Center for Cultural Discipleship

Nietzsche & Jesus


We were walking through the hall on our way to the elevators after a particularly intense class lecture on Nietzsche.  I was a grad student working through my doctoral course work and my companion was a seasoned professor, an expert on ancient and modern philosophy.

For many Christ followers Nietzsche was an evil mastermind, bent on destroying faith in God.  Some of these criticisms seemed well founded, but I was beginning to think that Nietzsche was critical of religiosity and had little understanding of true Christianity.

So, I prompted my professor with further questions. “What did Nietzsche think about the claim that Jesus of Nazareth rose from the dead?”  I could tell my question caught my companion off guard.

“Well,” he said, “He didn’t think it happened.”

Now I was confused. “How did Nietzsche explain away all the evidence for this event?”

I could tell by the look on his face that two things had happened.  First, I had asked a question he had never heard.  Second, my expert in ancient philosophy was unaware of the “evidence” for Jesus’ rise from the dead.

His simple, “I don’t know” was telling.

The Achilles Heel?

How could this be?  If Nietzsche was one of the leading critics of Christianity, wouldn’t the Resurrection be the easiest way to take down the truth claims of the faith.  After all, even Paul the Apostle said, If Christ has not been raised, your faith is futile and you are still in your sins. (I Corinthians 15:17)  For the atheist or die hard critic, wouldn’t this be the Achilles heel?

Over the years I have found myself surprised at how little critics of Christianity reference the Resurrection.  Even fewer still will deal openly with the historical evidence for this event.  But then again I get it.  You would have to really have a grudge against Christianity to spend the time necessary to go through all the evidence.  When guys like Gary Habermas and William Lane Craig research entire dissertations on this one event, few people have the time to do the same.

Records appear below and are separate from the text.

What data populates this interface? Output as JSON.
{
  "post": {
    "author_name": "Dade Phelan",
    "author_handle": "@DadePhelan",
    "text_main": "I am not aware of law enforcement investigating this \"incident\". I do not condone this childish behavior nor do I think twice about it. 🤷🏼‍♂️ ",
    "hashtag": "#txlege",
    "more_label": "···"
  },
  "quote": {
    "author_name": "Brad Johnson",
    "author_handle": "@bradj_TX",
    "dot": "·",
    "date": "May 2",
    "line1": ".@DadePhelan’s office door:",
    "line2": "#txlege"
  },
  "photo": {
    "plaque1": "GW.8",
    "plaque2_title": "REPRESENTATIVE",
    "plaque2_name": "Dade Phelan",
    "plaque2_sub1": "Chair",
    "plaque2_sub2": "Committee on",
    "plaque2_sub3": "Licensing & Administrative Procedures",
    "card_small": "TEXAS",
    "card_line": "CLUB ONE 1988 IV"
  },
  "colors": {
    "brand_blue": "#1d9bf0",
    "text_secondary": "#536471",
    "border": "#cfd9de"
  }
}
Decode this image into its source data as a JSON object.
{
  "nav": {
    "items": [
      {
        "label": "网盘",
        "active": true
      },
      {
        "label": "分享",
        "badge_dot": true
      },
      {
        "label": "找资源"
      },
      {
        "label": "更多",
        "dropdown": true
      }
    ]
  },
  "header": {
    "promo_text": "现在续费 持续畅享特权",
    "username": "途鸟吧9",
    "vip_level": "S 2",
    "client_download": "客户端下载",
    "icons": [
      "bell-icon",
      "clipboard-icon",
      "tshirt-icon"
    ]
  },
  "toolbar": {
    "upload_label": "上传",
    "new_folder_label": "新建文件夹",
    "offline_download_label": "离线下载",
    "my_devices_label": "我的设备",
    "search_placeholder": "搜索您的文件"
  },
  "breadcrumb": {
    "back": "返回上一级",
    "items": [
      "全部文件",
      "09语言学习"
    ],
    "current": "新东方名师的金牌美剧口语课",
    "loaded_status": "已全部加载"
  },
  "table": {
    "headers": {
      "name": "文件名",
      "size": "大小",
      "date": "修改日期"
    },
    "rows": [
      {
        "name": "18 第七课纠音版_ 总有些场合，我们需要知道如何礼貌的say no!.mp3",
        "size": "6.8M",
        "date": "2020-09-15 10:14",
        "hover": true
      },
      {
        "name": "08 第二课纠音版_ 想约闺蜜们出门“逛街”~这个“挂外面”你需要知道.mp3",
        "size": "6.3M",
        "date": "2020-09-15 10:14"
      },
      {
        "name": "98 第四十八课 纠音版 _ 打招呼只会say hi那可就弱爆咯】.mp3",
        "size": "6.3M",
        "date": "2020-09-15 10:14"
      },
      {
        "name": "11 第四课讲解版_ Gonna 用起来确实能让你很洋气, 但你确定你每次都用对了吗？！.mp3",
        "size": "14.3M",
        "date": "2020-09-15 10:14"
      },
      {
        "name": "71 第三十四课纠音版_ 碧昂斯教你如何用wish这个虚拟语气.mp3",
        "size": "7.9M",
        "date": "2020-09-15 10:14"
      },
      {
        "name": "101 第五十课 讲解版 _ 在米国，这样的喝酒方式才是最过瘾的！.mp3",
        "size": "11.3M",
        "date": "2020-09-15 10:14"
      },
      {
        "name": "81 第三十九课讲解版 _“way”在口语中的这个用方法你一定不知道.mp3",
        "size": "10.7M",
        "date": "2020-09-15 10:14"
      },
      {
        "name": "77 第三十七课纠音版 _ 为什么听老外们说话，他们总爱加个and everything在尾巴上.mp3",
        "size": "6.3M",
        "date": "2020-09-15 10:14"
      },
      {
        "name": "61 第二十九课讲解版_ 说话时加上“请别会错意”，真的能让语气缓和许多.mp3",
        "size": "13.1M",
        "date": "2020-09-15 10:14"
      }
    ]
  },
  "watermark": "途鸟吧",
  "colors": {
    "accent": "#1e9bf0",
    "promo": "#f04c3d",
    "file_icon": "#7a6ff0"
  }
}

What is more surprising is how many Christians talk about Jesus as if they are explaining an idea, a philosophy or a teaching.  Sure, Nietzsche and Dawkins can dismiss Christianity as an idea to refute but then it is not our faith they are referencing.  Our faith is grounded in a person: a person who showed up during the Roman empire, fulfilled countless prophesies from hundreds of years before his time, taught men older and more educated than himself, claimed to be God, performed miracles, died at the hands of his enemies and then rose from the dead.

Drop the Mic

Let that sink in… rose from the dead.  Yes, now would be where you drop the mic.  This is not blind faith.  This is historical confidence.  Do you believe that Alexander the Great lived the life you learned about in school?  Why?  You have the same reasons to believe that Jesus of Nazareth lived the life you learned about as well.

Christianity is not a set of propositions to believe.  It is not a practical way of living for a better life.  It is not an experience of fullness.  Christianity is God coming to us in the person of Jesus of Nazareth.  He is personal, relational and rescuing.

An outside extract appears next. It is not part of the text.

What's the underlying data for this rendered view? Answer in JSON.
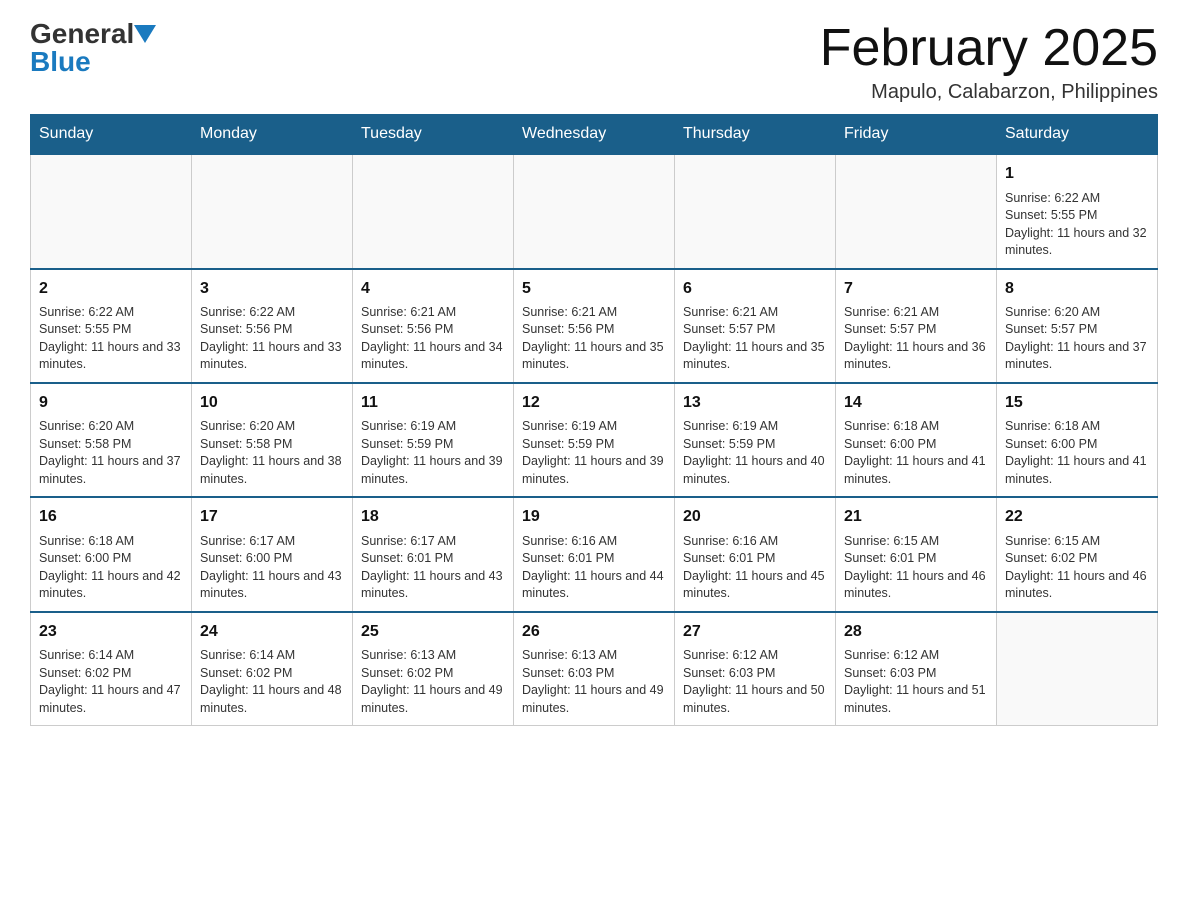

For the one who is drowning in their own self help exhaustion and moral sickness, Jesus draws near and offers life and forgiveness.  No one else even offers.  Go ahead.  Look.  No one else offers.  Nothing else offers.

Celebrating the Resurrection of Jesus of Nazareth is the cornerstone of our faith.  So celebrate with confidence.  He really did come to life after being dead.  It was a moment in time when all of the laws of nature and physics were upended by the one who created them.

Does your heart leap and stir at this? Is your own life anchored to His?  Do you need to remember you don’t follow an idea, but follow a real person?